Muzeum mieści się w kamienicy, w której mieszkali Wojtyłowie, a w 1920 r. urodził się Karol Wojtyła. Powstało w 1984 r. W 2010 r. rozpoczęła się jego przebudowa. Muzeum zostało ponownie otwarte 9 kwietnia 2014 r. Nowa ekspozycja jest opowieścią o Karolu Wojtyle - od urodzenia do śmierci. To pierwsza ekspozycja narracyjna o Janie Pawle II na świecie. Zobaczyć można m.in. elementy oryginalnego wyposażenia mieszkania Wojtyłów i osobiste rzeczy papieża. Wśród eksponatów jest pistolet, z którego Ali Agca strzelał do Jana Pawła II.
Ekspozycję każdego dnia odwiedza ponad 1 tys. osób. Szczególną popularnością placówka cieszy się w maju i podczas wakacji. Dotychczas Muzeum odwiedzili zwiedzający z ponad 130 krajów.
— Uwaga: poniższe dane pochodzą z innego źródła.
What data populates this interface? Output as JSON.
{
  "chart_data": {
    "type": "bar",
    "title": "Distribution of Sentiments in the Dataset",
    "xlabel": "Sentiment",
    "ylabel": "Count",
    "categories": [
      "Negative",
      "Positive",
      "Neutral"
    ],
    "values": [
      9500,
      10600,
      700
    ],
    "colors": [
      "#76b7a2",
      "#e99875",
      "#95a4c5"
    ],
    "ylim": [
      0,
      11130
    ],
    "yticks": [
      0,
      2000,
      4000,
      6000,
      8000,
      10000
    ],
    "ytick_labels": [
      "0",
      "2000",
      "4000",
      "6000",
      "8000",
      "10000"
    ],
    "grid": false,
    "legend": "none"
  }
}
Wśród nich byli m.in. prezydent Polski Andrzej Duda i pierwsza dama Agata Kornhauser-Duda, prezydent Panamy Juan Carlos Varela, nuncjusz Apostolski w Polsce abp Salvatore Pennacchio, arcybiskup Koloniii kard. Joachim Meisner, osobisty fotograf Jana Pawła II Arturo Mari i kolega Karola Wojtyły z lat szkolnych Eugeniusz Mróz.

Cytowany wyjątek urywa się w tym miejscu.